The film revolves around words and language, with its talented writer of a protagonist crafting love letters for a boy whose defining trait is his inability to express himself. Ellie writes profusely, but hardly speaks a word — she falls in love almost entirely through letters and text messages. Wu uses different shots and settings to keep the film visually interesting by having characters meet in Catholic confessionals, abandoned trains, and hidden hot springs, but hardly anything happens besides people talking to one another. There are some points in the first half where the film’s lack of action almost becomes a drag, but fortunately the film is packed with wonderful dialogue that ranges from witty to profound. The dialogue does not always sound organic — not many teenagers quote existentialist philosophers and some of the stereotypical dumb jock characters say impossibly inane things — but each character’s lines feels true to their voice and certain exchanges flow beautifully.

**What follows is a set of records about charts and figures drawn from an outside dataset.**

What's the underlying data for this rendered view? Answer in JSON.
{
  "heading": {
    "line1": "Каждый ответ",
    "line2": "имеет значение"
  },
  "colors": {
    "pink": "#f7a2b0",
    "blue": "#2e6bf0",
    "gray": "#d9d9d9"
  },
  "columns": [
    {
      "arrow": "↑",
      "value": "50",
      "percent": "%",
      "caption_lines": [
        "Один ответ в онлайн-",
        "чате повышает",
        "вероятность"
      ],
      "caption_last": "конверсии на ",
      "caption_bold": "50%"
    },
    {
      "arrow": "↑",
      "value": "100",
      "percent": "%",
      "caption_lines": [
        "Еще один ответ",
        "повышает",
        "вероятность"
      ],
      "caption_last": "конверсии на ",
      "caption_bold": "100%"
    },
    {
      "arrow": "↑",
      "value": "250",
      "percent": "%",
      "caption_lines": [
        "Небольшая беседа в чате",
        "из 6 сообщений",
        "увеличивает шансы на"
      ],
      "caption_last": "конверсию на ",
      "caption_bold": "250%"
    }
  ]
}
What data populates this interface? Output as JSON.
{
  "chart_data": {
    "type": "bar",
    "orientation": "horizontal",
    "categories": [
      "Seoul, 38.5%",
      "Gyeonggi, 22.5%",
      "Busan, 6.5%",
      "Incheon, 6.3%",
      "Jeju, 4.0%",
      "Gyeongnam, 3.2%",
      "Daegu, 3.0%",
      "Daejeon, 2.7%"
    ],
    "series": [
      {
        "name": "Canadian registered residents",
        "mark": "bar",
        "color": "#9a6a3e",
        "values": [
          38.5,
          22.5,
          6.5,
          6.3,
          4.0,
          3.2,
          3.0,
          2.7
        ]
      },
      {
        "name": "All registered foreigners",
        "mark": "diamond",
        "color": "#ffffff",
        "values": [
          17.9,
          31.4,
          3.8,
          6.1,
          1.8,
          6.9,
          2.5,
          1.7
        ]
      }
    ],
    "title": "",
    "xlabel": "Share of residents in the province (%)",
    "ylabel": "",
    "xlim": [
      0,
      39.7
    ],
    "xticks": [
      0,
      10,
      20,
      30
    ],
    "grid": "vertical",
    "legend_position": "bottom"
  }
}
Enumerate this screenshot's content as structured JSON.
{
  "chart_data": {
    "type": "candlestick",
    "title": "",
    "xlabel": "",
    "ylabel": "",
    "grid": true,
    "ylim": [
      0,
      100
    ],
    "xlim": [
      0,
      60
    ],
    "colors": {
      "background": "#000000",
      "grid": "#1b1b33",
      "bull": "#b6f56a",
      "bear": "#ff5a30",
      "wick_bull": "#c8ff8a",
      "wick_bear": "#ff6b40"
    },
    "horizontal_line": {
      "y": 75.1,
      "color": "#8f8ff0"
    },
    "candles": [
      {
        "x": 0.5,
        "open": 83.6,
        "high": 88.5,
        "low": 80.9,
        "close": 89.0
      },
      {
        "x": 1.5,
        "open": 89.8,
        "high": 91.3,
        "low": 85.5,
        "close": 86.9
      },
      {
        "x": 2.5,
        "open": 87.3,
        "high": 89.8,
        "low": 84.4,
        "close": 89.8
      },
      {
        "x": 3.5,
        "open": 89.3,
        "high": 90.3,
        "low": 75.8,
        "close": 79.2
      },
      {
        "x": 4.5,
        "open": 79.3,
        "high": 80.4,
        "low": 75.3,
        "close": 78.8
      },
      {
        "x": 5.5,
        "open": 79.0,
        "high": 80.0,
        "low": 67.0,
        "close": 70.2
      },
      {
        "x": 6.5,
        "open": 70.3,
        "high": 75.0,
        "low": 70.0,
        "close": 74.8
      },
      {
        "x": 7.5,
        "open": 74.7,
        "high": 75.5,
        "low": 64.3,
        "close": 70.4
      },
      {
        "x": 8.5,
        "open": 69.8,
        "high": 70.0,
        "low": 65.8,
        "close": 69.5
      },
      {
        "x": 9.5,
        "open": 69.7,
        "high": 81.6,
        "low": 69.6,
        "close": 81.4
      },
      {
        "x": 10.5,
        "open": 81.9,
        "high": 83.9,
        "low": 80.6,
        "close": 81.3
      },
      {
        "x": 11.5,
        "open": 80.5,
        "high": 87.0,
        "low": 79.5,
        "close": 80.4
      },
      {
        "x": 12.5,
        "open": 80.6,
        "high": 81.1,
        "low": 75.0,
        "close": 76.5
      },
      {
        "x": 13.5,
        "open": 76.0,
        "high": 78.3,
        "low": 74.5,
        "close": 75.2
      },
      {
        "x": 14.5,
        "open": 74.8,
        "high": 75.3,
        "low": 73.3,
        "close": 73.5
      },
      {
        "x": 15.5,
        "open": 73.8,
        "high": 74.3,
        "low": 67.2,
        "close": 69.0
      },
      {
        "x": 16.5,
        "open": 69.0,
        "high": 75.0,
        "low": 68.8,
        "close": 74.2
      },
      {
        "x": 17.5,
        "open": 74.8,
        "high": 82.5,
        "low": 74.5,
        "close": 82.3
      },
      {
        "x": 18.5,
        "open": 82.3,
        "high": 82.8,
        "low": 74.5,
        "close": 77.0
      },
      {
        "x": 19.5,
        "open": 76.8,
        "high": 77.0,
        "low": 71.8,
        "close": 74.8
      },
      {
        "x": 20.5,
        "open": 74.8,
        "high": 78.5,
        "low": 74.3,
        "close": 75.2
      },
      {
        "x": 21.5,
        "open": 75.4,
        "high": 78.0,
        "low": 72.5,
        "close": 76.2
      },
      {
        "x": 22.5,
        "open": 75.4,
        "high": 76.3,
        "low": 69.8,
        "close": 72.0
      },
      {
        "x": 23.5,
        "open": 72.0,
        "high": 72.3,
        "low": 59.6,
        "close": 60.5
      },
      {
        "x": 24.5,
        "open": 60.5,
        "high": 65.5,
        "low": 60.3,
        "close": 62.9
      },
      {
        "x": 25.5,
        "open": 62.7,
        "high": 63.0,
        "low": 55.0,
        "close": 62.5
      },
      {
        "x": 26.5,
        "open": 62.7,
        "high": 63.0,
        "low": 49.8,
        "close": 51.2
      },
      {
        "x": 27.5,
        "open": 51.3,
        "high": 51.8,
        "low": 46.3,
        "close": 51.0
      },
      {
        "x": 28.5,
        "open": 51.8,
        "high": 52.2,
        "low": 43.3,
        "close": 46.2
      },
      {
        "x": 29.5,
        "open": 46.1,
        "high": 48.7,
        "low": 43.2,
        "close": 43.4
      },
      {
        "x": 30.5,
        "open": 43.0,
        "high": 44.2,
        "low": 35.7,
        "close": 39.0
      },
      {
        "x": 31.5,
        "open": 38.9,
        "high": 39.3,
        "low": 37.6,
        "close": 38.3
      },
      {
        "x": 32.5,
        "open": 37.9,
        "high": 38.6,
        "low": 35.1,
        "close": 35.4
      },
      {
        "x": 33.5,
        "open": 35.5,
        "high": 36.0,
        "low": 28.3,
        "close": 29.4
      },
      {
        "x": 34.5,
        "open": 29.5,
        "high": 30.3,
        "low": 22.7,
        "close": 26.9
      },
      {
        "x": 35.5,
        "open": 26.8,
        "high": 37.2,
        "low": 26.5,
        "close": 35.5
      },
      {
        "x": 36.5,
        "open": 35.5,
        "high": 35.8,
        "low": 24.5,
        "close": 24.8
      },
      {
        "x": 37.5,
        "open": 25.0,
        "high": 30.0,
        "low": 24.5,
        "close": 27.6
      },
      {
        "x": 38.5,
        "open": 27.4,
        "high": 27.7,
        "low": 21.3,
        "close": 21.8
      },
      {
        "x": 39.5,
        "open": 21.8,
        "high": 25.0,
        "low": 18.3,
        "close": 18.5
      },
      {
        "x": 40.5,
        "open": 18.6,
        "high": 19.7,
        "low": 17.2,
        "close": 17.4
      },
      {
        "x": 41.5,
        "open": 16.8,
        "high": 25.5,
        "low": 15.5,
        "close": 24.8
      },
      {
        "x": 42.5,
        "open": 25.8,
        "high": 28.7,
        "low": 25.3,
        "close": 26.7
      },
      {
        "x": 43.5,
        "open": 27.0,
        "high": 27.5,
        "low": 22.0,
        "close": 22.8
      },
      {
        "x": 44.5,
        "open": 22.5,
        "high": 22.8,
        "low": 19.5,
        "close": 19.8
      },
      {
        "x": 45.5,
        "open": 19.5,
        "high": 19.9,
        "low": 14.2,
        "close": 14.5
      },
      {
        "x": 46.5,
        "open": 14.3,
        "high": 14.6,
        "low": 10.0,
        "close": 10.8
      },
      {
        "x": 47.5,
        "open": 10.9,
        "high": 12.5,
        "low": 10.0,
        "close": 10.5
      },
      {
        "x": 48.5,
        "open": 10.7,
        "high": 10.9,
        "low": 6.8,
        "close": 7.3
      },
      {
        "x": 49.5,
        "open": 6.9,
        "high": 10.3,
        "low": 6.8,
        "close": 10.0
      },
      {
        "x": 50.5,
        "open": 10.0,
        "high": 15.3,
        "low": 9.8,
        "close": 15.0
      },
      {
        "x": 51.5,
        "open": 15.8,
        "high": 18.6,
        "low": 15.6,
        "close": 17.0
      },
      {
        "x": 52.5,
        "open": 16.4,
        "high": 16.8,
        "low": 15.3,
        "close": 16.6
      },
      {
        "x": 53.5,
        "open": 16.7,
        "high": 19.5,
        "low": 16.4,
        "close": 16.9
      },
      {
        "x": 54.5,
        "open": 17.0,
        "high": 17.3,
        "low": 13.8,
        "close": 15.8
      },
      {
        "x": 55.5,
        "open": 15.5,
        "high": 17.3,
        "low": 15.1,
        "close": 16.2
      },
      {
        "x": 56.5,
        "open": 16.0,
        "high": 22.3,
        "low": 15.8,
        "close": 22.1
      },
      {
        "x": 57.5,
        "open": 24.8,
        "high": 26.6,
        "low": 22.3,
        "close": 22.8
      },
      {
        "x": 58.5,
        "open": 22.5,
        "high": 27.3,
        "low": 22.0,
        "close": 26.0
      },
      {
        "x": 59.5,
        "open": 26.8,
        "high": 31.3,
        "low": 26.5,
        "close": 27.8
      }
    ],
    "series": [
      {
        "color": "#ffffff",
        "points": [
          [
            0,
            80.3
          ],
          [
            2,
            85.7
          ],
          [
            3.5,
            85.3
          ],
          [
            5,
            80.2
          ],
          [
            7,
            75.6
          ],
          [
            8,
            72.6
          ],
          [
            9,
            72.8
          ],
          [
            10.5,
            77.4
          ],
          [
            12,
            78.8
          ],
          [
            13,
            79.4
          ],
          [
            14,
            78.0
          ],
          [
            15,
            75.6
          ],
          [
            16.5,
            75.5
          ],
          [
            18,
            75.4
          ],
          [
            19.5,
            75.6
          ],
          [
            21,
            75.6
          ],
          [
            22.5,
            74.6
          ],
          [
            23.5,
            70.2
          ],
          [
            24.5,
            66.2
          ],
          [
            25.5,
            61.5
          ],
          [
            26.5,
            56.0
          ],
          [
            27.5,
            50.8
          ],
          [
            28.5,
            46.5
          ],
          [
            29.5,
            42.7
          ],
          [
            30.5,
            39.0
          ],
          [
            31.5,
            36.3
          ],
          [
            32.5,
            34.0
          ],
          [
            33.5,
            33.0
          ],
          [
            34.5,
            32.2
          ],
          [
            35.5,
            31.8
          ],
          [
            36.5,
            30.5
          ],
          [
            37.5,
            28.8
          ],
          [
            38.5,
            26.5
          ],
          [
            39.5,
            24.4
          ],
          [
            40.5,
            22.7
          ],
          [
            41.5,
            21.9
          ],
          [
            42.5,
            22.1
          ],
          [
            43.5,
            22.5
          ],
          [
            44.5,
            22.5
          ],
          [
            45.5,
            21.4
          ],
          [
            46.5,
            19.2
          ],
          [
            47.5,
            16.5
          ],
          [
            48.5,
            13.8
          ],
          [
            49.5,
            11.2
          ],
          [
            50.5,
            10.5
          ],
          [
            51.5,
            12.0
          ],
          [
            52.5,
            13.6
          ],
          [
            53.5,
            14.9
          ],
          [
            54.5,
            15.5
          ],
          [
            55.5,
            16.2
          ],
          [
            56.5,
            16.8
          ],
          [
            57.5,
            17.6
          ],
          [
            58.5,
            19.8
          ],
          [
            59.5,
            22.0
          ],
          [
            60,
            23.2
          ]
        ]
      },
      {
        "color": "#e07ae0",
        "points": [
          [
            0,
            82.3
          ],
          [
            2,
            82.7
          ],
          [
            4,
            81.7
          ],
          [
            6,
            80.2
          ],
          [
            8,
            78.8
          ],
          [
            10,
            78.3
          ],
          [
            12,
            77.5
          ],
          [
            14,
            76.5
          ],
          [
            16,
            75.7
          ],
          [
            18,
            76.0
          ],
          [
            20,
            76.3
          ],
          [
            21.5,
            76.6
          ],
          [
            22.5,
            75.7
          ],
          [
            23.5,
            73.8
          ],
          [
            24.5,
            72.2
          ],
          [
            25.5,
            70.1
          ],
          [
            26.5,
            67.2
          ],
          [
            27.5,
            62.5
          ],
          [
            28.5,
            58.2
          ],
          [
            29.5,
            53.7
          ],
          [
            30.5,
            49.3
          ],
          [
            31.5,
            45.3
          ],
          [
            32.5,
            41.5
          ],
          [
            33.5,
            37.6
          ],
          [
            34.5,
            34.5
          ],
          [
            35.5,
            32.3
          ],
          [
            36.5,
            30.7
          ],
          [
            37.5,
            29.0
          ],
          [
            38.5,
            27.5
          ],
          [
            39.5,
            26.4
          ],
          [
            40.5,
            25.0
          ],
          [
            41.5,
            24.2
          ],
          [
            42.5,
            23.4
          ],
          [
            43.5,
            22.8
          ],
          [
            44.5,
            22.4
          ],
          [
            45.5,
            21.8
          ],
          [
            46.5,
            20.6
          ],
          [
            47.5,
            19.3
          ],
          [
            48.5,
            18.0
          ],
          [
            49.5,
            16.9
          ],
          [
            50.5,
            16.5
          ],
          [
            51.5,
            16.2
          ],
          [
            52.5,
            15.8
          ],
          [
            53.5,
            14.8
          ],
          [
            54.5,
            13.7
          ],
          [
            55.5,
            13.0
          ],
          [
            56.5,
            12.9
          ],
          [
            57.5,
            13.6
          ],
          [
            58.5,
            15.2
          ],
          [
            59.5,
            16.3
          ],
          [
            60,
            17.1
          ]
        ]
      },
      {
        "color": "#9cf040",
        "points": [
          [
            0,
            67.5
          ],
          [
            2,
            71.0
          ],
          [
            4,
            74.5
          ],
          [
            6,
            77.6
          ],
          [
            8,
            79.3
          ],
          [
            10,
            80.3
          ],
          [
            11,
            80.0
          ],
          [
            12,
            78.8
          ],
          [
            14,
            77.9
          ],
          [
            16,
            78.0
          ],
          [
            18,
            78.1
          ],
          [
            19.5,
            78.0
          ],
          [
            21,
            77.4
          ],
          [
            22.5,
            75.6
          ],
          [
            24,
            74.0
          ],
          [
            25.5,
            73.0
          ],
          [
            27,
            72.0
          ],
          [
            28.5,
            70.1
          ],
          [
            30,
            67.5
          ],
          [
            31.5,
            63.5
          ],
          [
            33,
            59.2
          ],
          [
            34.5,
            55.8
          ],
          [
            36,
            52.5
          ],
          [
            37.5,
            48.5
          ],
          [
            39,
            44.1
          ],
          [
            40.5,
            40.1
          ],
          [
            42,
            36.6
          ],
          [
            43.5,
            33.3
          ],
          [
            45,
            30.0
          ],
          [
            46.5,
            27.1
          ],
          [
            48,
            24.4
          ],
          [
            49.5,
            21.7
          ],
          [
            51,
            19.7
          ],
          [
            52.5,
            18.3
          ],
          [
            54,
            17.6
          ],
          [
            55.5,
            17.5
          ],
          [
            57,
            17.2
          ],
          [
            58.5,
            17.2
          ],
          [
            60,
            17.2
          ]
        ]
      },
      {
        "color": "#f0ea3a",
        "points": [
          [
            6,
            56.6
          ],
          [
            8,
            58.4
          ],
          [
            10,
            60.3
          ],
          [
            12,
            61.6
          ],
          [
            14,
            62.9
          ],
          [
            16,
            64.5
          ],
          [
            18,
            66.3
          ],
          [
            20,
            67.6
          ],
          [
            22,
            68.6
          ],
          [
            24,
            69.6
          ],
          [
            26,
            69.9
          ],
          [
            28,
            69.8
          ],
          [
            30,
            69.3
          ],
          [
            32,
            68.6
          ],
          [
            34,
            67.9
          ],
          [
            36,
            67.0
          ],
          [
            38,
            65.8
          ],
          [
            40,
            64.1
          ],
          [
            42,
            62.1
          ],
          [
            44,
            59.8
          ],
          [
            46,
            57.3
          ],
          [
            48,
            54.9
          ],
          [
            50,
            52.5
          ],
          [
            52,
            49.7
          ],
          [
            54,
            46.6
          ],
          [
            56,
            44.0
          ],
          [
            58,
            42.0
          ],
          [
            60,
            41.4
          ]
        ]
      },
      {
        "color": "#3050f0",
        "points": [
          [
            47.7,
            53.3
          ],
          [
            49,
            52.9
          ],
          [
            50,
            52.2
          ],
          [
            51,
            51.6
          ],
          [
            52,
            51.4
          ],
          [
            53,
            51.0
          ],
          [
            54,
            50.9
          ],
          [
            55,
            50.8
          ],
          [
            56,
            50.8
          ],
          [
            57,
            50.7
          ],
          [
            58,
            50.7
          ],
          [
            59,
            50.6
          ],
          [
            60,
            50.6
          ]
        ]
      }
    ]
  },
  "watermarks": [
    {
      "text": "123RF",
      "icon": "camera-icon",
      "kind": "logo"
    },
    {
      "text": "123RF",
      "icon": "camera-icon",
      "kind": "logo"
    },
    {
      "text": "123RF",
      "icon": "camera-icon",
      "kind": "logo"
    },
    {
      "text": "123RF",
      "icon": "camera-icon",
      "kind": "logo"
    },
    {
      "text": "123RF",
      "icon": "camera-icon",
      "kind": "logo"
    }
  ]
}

The strongest part of the film lies in the relationships between its central characters. Each one is unique and heartfelt; the actors who play Ellie, Aster, and Paul all have incredible chemistry with one another, and the ebbs and flows of attraction, friendship, and rejection all feel natural. Everything is tinged with a genuine teenage awkwardness and uncertainty that makes the plot more believable. And while Ellie states at the beginning that it’s “not a love story,” the film covers every type of love. The feelings blossoming between Ellie and Aster are as intense as they are repressed from the very beginning. Their textual exchanges are veiled by deception and their attraction in person is hidden, developing in private spaces or from quiet cursory glances. In the scenes where they do interact, Wu directs creative shots where the two share a glance through a reflection in a bathroom mirror or float parallel to one another in a spring — both breathtaking moments full of quiet tension. However, the standout arc of the film is the friendship between Ellie and Paul. Their characters complement one another uniquely, encouraging the other to grow and change their perspectives. By the end, Paul (an aspiring sausage chef) is even learning to make Chinese five spice pork with Ellie’s father. It is rare to find platonic relationships at the heart of a teen movie, and this one is quirky, laugh-out-loud funny, and full of heart.
“The Half of It” does fall into several of the same traps as other teen rom coms. Ellie is repeatedly harassed by stereotypical bullies with bad insults, and no apparent reason for targeting her besides the fact that she’s “different.” There is even an obligatory talent show scene that barely fits into the rest of the plot. Wu takes on big questions about identity, acceptance, and the meaning of love, but doesn’t quite offer perfect answers to any of them. Still, the film approaches its predicaments in a way that feels fresh, careful, and real. That sincerity, paired with captivating dialogue and relationships, makes it more than easy to forgive the film’s shortcomings.